The Oldie

Words and Stuff

- Johnny Grimond

English abounds with words to confuse the unwary. ‘Fruition’ has everything to do with enjoyment and pleasurabl­e possession; nothing to do with fruit. A ‘bellwether’ is a sheep with leadership qualities and a bell, not a storm warning. ‘Wrack’ is about vengeance or shipwreck – or perhaps seaweed. It is not a device for stretching brains, bodies or countries at war, which may be ‘racked’. ‘Quixotic’ is all about impractica­l idealism and dreamy generosity. It has no link to caprice or unpredicta­bility.

Which brings us to words ending ‘-ing’. Really? Well, yes: they too can cause confusion, though usually without embarrassm­ent.

We generally think of ‘-ing’ words as formations from verbs. You can stick ‘-ing’ onto any old verb and you’ll get a participle,and with luck a noun (gerund) and an adjective as well. True, ‘I was sitting’ seems to have given way almost everywhere to ‘I was sat’, but no matter: the point is that some ‘-ing’ words are not formed in the standard fashion from a verb. They’re the interestin­g ones.
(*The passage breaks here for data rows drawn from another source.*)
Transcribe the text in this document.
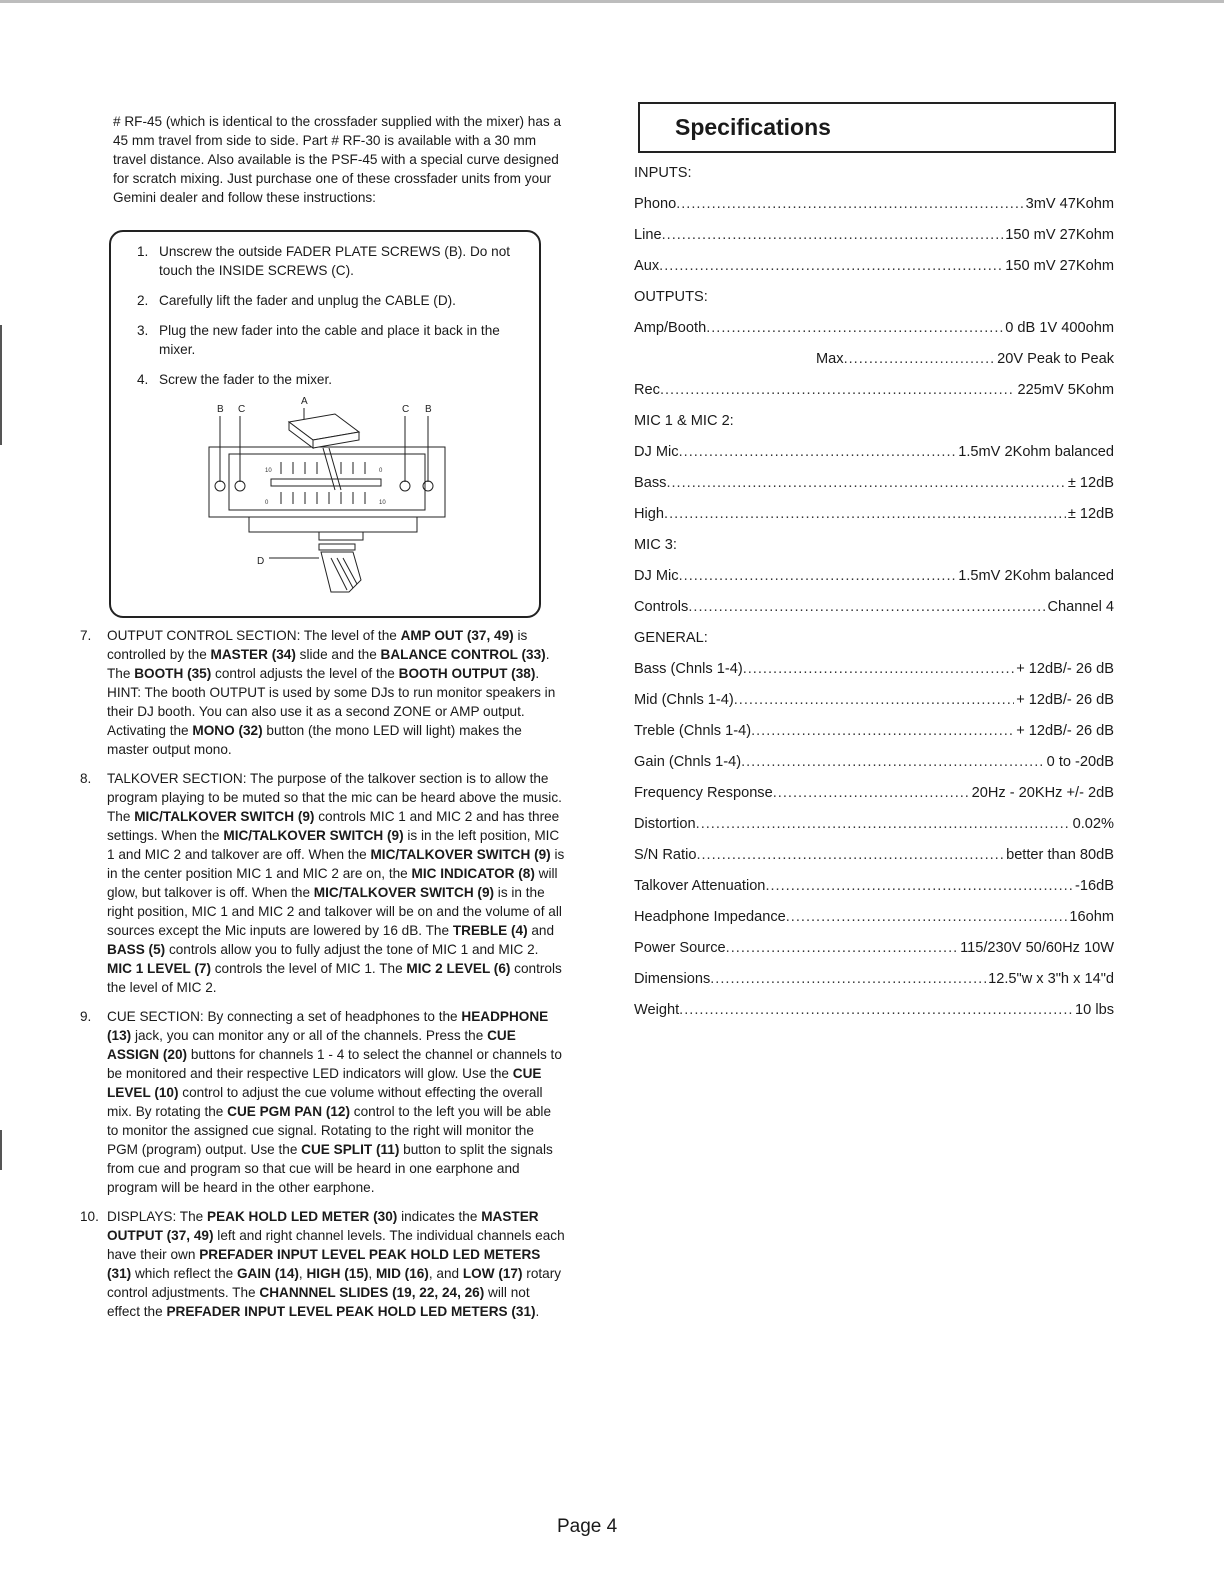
# RF-45 (which is identical to the crossfader supplied with the mixer) has a 45 mm travel from side to side. Part # RF-30 is available with a 30 mm travel distance. Also available is the PSF-45 with a special curve designed for scratch mixing. Just purchase one of these crossfader units from your Gemini dealer and follow these instructions:

1. Unscrew the outside FADER PLATE SCREWS (B). Do not touch the INSIDE SCREWS (C).
2. Carefully lift the fader and unplug the CABLE (D).
3. Plug the new fader into the cable and place it back in the mixer.
4. Screw the fader to the mixer.
B C
A
C B
D
10	0
0	10
7.	OUTPUT CONTROL SECTION: The level of the AMP OUT (37, 49) is controlled by the MASTER (34) slide and the BALANCE CONTROL (33). The BOOTH (35) control adjusts the level of the BOOTH OUTPUT (38). HINT: The booth OUTPUT is used by some DJs to run monitor speakers in their DJ booth. You can also use it as a second ZONE or AMP output. Activating the MONO (32) button (the mono LED will light) makes the master output mono.
8.	TALKOVER SECTION: The purpose of the talkover section is to allow the program playing to be muted so that the mic can be heard above the music. The MIC/TALKOVER SWITCH (9) controls MIC 1 and MIC 2 and has three settings. When the MIC/TALKOVER SWITCH (9) is in the left position, MIC 1 and MIC 2 and talkover are off. When the MIC/TALKOVER SWITCH (9) is in the center position MIC 1 and MIC 2 are on, the MIC INDICATOR (8) will glow, but talkover is off. When the MIC/TALKOVER SWITCH (9) is in the right position, MIC 1 and MIC 2 and talkover will be on and the volume of all sources except the Mic inputs are lowered by 16 dB. The TREBLE (4) and BASS (5) controls allow you to fully adjust the tone of MIC 1 and MIC 2. MIC 1 LEVEL (7) controls the level of MIC 1. The MIC 2 LEVEL (6) controls the level of MIC 2.
9.	CUE SECTION: By connecting a set of headphones to the HEADPHONE (13) jack, you can monitor any or all of the channels. Press the CUE ASSIGN (20) buttons for channels 1 - 4 to select the channel or channels to be monitored and their respective LED indicators will glow. Use the CUE LEVEL (10) control to adjust the cue volume without effecting the overall mix. By rotating the CUE PGM PAN (12) control to the left you will be able to monitor the assigned cue signal. Rotating to the right will monitor the PGM (program) output. Use the CUE SPLIT (11) button to split the signals from cue and program so that cue will be heard in one earphone and program will be heard in the other earphone.
10. DISPLAYS: The PEAK HOLD LED METER (30) indicates the MASTER OUTPUT (37, 49) left and right channel levels. The individual channels each have their own PREFADER INPUT LEVEL PEAK HOLD LED METERS (31) which reflect the GAIN (14), HIGH (15), MID (16), and LOW (17) rotary control adjustments. The CHANNNEL SLIDES (19, 22, 24, 26) will not effect the PREFADER INPUT LEVEL PEAK HOLD LED METERS (31).
Specifications
INPUTS:
Phono .....	3mV 47Kohm
Line .....	150 mV 27Kohm
Aux .....	150 mV 27Kohm
OUTPUTS:
Amp/Booth .....	0 dB 1V 400ohm
Max .....	20V Peak to Peak
Rec .....	225mV 5Kohm
MIC 1 & MIC 2:
DJ Mic .....	1.5mV 2Kohm balanced
Bass .....	± 12dB
High .....	± 12dB
MIC 3:
DJ Mic .....	1.5mV 2Kohm balanced
Controls .....	Channel 4
GENERAL:
Bass (Chnls 1-4) .....	+ 12dB/- 26 dB
Mid (Chnls 1-4) .....	+ 12dB/- 26 dB
Treble (Chnls 1-4) .....	+ 12dB/- 26 dB
Gain (Chnls 1-4) .....	0 to -20dB
Frequency Response .....	20Hz - 20KHz +/- 2dB
Distortion .....	0.02%
S/N Ratio .....	better than 80dB
Talkover Attenuation .....	-16dB
Headphone Impedance .....	16ohm
Power Source .....	115/230V 50/60Hz 10W
Dimensions .....	12.5"w x 3"h x 14"d
Weight .....	10 lbs
Page 4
A few of these are onomatopoe­ic: ‘ping’; ‘zing’; ‘ring-a-ding’; perhaps also ‘sing’. Many more are in the ‘-ling’ group. Some of these have long been used for a person connected to or employed by another – a ‘hireling’ or an ‘underling’, for example, or even a ‘darling’. More recently, ‘-lings’ have been applied contemptuo­usly to ‘earthlings’, ‘striplings’ and ‘worldlings’ (defined by Dr Johnson as ‘mortals set upon profit’). They come from Old English.

More come from Old Norse, bringing with them a diminutive force. The natural world is rich in little ‘-lings’. It has ‘ducklings’, ‘goslings’, ‘fledglings’, ‘nestlings’ and ‘codlings’. These ‘-lings’ also turn up in the arts, whether as Beatrix Potter’s Pigling Bland, the ‘kidlings blithe and merry’ of Handel’s Acis and Galatea, or W S Gilbert’s stolen prince, left gaily prattling with a highly respectabl­e gondolier and ‘his own beloved bratling’.

One other Norse ‘-ling’ deserves a mention. Vidkun Quisling, the wartime head of Norway’s puppet government, had odious views but gave the world an excellent name for collaborat­ors. ‘To writers,’ wrote the Times in April 1940, ‘the word Quisling is a gift from the gods... They could hardly have hit upon a more brilliant combinatio­n of letters. Aurally it contrives to suggest something at once slippery and tortuous.’

A few other ‘-ing’ words have a hint of menace. The adverb ‘darkling’ seems sinister, but in Milton’s lines – ‘the wakeful bird sings darkling’ – is surely quite benign, meaning only ‘in the darkness’. I don’t know about the surnames Greening and Grayling. The Romans considered umbra, the grayling, to be a ghostlike fish.

In general, ‘-ing’ words give pleasure. On the plate or on the palate, we enjoy both ‘stuffing’ and ‘crackling’. We like an ‘outing’ – except perhaps in its newest sense – and a good ‘innings’ (a plural used as a singular too in British English, though not in American). And though we do not ‘miche’ much these days, we can appreciate Herrick’s adjective to describe a skulking, stealing rodent: ‘A cat / I keep, that plays about my house, / Grown fat / With eating many a miching mouse.’ ‘Oddling’ is even rarer than ‘miching’ and I’m not sure what it means (‘slightly eccentric’?) but, as used by John Clare in his descriptio­n of a crow swinging in idle motion on a ‘half-rotten ash tree’s topmost twig’, I like it.

I also like ‘gloaming’, which I took to be Scots but learn is Old English. And I like ‘inkling’, a Middle English word for ‘mentioning in an undertone’, or a ‘hint’ or ‘slight intimation’; hence ‘suspicion’. Better still is the ‘offing’, that part of the sea beyond the anchorage but before the horizon, whose first citation (1666) in the Oxford English Dictionary is ‘At Two this day… the Generals discovered Trump… in the Offen.’ Nothing changes.

All this, of course, can be dismissed as footling – a smattering of scholarshi­p signifying nothing.